Lectures: Mondays, 14:00 - 15:20, ECERF W6-087
Wednesdays, 9:30~10:50 (NOTE this new change), ECERF W6-087

Office Hours: Wednesdays, 11:00 - 11:50, 11-365 Donadeo Innovation Centre For Engineering

Communication:
eClass is our primary digital channel for communication about the course. To sign up, go to Bear Tracks and enroll with “ECE 720 B01 Advanced Topics in Software Engineering and Intelligent Systems”


Announcements

Prerequisites

  • Familiarity with mathematical proofs, probability, algorithms, and linear algebra; ability to implement algorithmic ideas in code.
  • Key Machine Learning courses that can build your background: ECE 447, ECE 449, COMPUT 466/566. If your foundations are rusty, we recommend you refresh them through those courses.
  • All graduate students are welcome to register.

Class Goals

  • Learn the math and algorithms in modern machine learning based robotic systems.
  • Grasp an overall picture of state-of-the-art literature in robot learning, with a special focus on robotic reinforcement learning (RL), robot learning from human preference, multi-task learning and continual learning (CL) and foundation models (LLMs, decision transformers) for robotics.
  • An intended side-effect of the course is to generally strengthen your expertise in these areas.
  • Be able to understand research papers in the field of robotics:

    • Main conferences: ICRA, IROS, RSS, CoRL, NeurIPS, ICML, ISER, ISRR.
    • Main journals: IJRR, T-RO, Autonomous Robots, RA-L.
  • Try out some ideas/extensions of your own.
  • Note: the focus of this course is on math and algorithms.
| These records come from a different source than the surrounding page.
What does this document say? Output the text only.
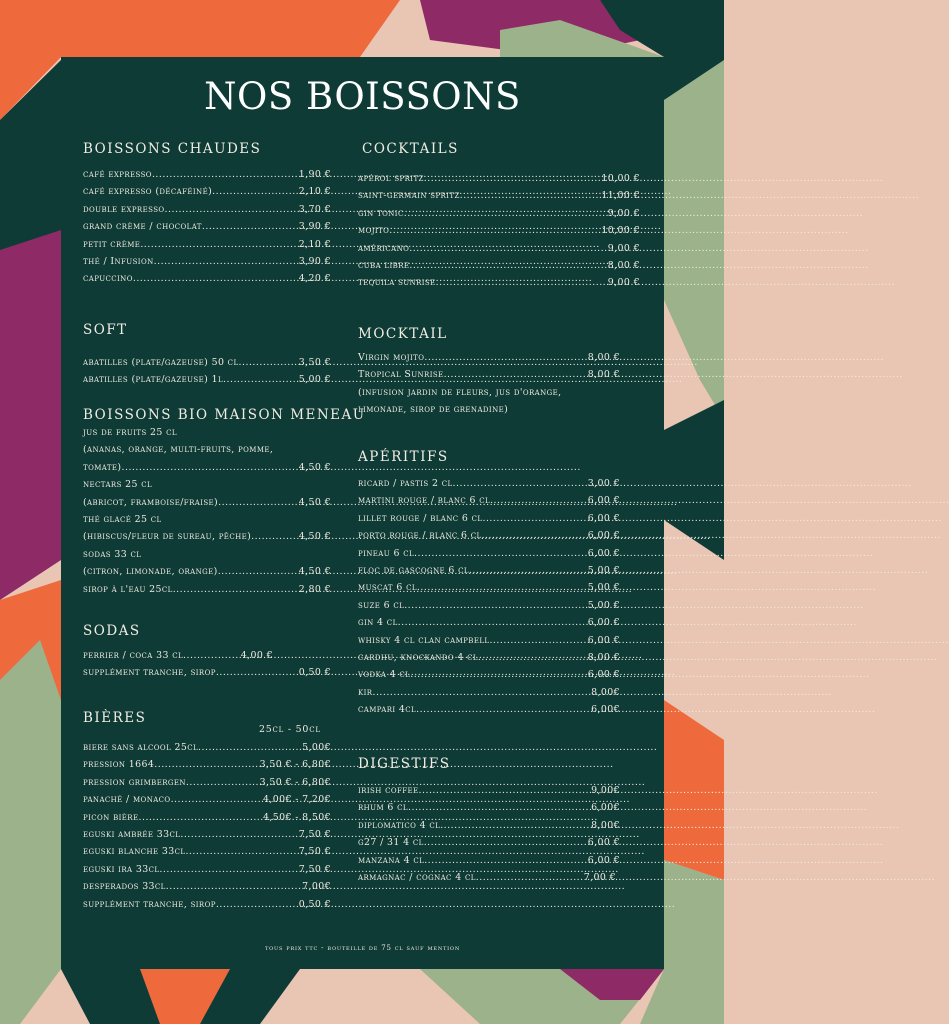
NOS BOISSONS
BOISSONS CHAUDES
café expresso .....	1,90 €
café expresso (décaféiné) .....	2,10 €
double expresso .....	3,70 €
grand crème / chocolat .....	3,90 €
petit crème .....	2,10 €
thé / Infusion .....	3,90 €
capuccino .....	4,20 €
SOFT
abatilles (plate/gazeuse) 50 cl .....	3,50 €
abatilles (plate/gazeuse) 1l .....	5,00 €
BOISSONS BIO MAISON MENEAU
jus de fruits 25 cl
(ananas, orange, multi-fruits, pomme,
tomate) .....	4,50 €
nectars 25 cl
(abricot, framboise/fraise) .....	4,50 €
thé glacé 25 cl
(hibiscus/fleur de sureau, pêche) .....	4,50 €
sodas 33 cl
(citron, limonade, orange) .....	4,50 €
sirop à l'eau 25cl .....	2,80 €
SODAS
perrier / coca 33 cl .....	4,00 €
supplément tranche, sirop .....	0,50 €
BIÈRES
25cl - 50cl
biere sans alcool 25cl .....	5,00€
pression 1664 .....	3,50 € - 6,80€
pression grimbergen .....	3,50 € - 6,80€
panaché / monaco .....	4,00€ - 7,20€
picon bière .....	4,50€ - 8,50€
eguski ambrée 33cl .....	7,50 €
eguski blanche 33cl .....	7,50 €
eguski ira 33cl .....	7,50 €
desperados 33cl .....	7,00€
supplément tranche, sirop .....	0,50 €
COCKTAILS
apérol spritz .....	10,00 €
saint-germain spritz .....	11,00 €
gin tonic .....	9,00 €
mojito .....	10,00 €
américano .....	9,00 €
cuba libre .....	8,00 €
tequila sunrise .....	9,00 €
MOCKTAIL
Virgin mojito .....	8,00 €
Tropical Sunrise .....	8,00 €
(infusion jardin de fleurs, jus d'orange,
limonade, sirop de grenadine)
APÉRITIFS
ricard / pastis 2 cl .....	3,00 €
martini rouge / blanc 6 cl .....	6,00 €
lillet rouge / blanc 6 cl .....	6,00 €
porto rouge / blanc 6 cl .....	6,00 €
pineau 6 cl .....	6,00 €
floc de gascogne 6 cl .....	5,00 €
muscat 6 cl .....	5,00 €
suze 6 cl .....	5,00 €
gin 4 cl .....	6,00 €
whisky 4 cl clan campbell .....	6,00 €
cardhu, knockando 4 cl .....	8,00 €
vodka 4 cl .....	6,00 €
kir .....	8,00€
campari 4cl .....	6,00€
DIGESTIFS
irish coffee .....	9,00€
rhum 6 cl .....	6,00€
diplomatico 4 cl .....	8,00€
g27 / 31 4 cl .....	6,00 €
manzana 4 cl .....	6,00 €
armagnac / cognac 4 cl .....	7,00 €
tous prix ttc - bouteille de 75 cl sauf mention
We will not study mechanical or electrical design of robots.

Grading

  • Assignments (45%)

    • There are 4 assignments.
    • Each assignment will either include 1~2 short-answer questions or 1 coding task (<10 lines).
    • We'll drop your lowest scoring assignment.
    • Your remaining 3 (highest scoring) assignments will each equally contribute 45/3 of the points.
  • Open-ended final project (55%)

    • 1~2 students per project.
    • Implement a learning algorithm (e.g., imitation learning, RL) of your choice to solve the robotic grasping problem.
    • We’ll provide a code repo with (1) a robotic simulator ready for training, (2) a standard openai-gym environment ready for plug-and-play using existing opensource ML algorithm codes (e.g., the StableBaselines)
    • Extra points will be awarded to solutions that explore more advanced topics, e.g., inverse reinforcement learning (IRL), generalization, meta-learning, motion primitives, LLMs, etc.
    • 1/5 quality of presentation, 1/5 quality of writing of the final paper, 3/5 quality of the results themselves.

Syllabus and materials

All slides will be released on the website after each lecture. All slides are open to the public and free to download.